Das vom Beklagten abgelehnte Verlangen des Klägers nach einer Bonitätsprüfung und Selbstauskunft der vom Beklagten vorgeschlagenen Nachmieterin Frau De V. mit der Folge, dass ein Nachmietvertrag nicht zustande gekommen ist, rechtfertigt eine fristlose Kündigung des Mietverhältnisses ebenfalls nicht. Der Kläger war nicht verpflichtet, die vorgeschlagene Nachmieterin allein deshalb zu akzeptieren, weil sie ihm vom Beklagten als solvent benannt worden war. Auch wenn der Kläger von dem Beklagten bei Anmietung der Kanzleiräume keinen Bonitätsnachweis verlangt hat, hinderte ihn dies angesichts des bis 28.2.2009 befristeten Mietvertrages nicht, den Abschluss eines Nachmietvertrages von der Bonität der vorgeschlagenen Nachmieterin abhängig zu machen.

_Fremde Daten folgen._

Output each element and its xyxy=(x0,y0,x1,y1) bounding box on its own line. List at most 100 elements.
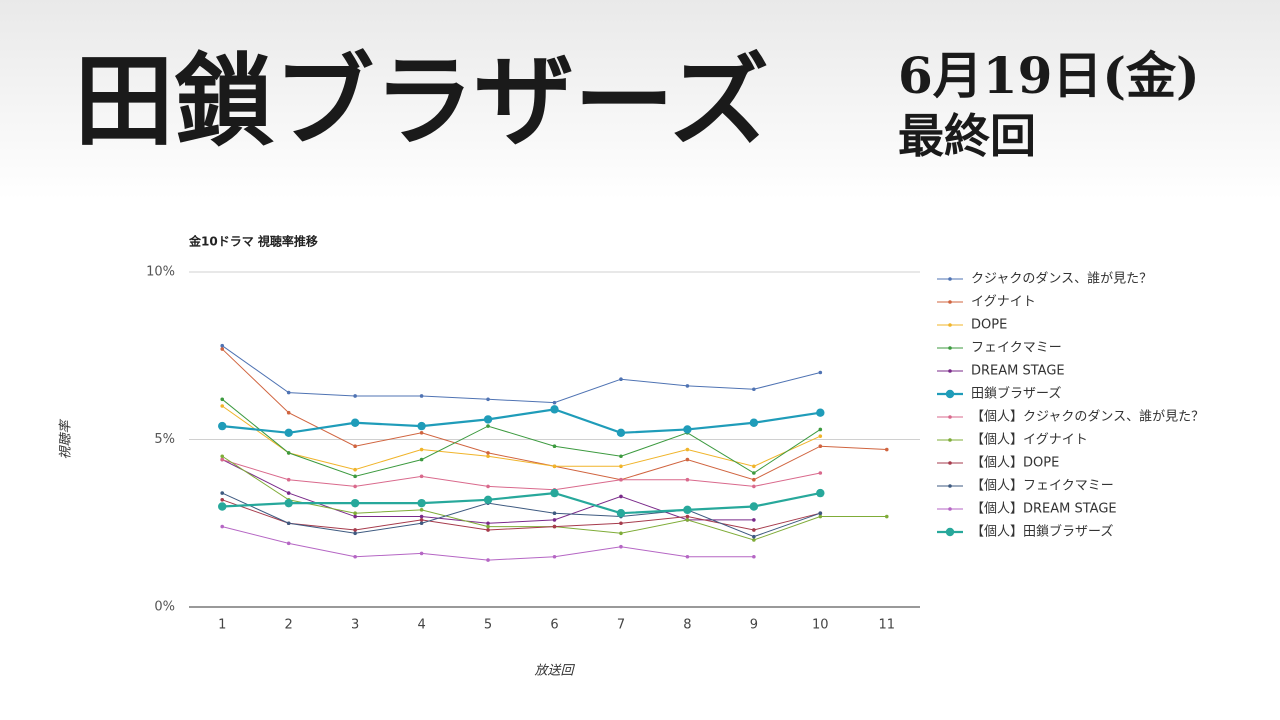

Einem Vermieter, der sich mit einem Nachmieter einverstanden erklärt, ist es grundsätzlich nicht verwehrt, sich gegen mögliche Schäden als Folge des Mieterwechsels rechtlich abzusichern (vgl. BGH, NJW 1998, 531). Dies gilt vorliegend um so mehr, als die potentielle Nachmieterin Frau De V. bisher nur in F. (P.) ein Übersetzungsbüro betrieben hatte und in Deutschland erst Fuß fassen musste. Wenn der Beklagte das Mietverhältnis beenden will, muss er dem Kläger einen solventen Nachmieter zuführen und darf sich dem Verlangen nach einem Bonitätsnachweis nicht verschließen oder er kann das Objekt ggf. untervermieten. Beides ist bisher ersichtlich aus nicht vom Kläger zu vertretenden Gründen nicht geschehen.

3.

Hinsichtlich der Berechnung der der Höhe nach nicht bestrittenen Mietforderungen legt der Senat die Aufstellung des Klägers aus der Klageschrift zugrunde. Da der Kläger bis einschließlich 6/04 Nebenkostenvorauszahlungen nicht mehr verlangen kann, ist der geltend gemachte Anspruch von 41.006,89 € um 8.570,31 € (= 434,60 x 16% x 17 Monate) zu kürzen, so dass restliche 32.436,58 € verbleiben.

4.

Die Zinsentscheidung folgt aus §§ 286 Abs. 1, 2 Nr. 1, 288 Abs. 1 BGB i.V.m. § 4 Nr. 1 MV. Zinsen kann der Kläger auch für die Nebenkostenvorauszahlungen bis zum jeweiligen Zeitpunkt der Abrechnungsreife beanspruchen.

5.

Die prozessualen Nebenentscheidungen beruhen auf den §§ 92 Abs. 1, 97 Abs. 1, 708 Nr. 10, 711 ZPO.

Die Voraussetzungen des § 543 Abs. 2 ZPO für die Zulassung der Revision liegen nicht vor.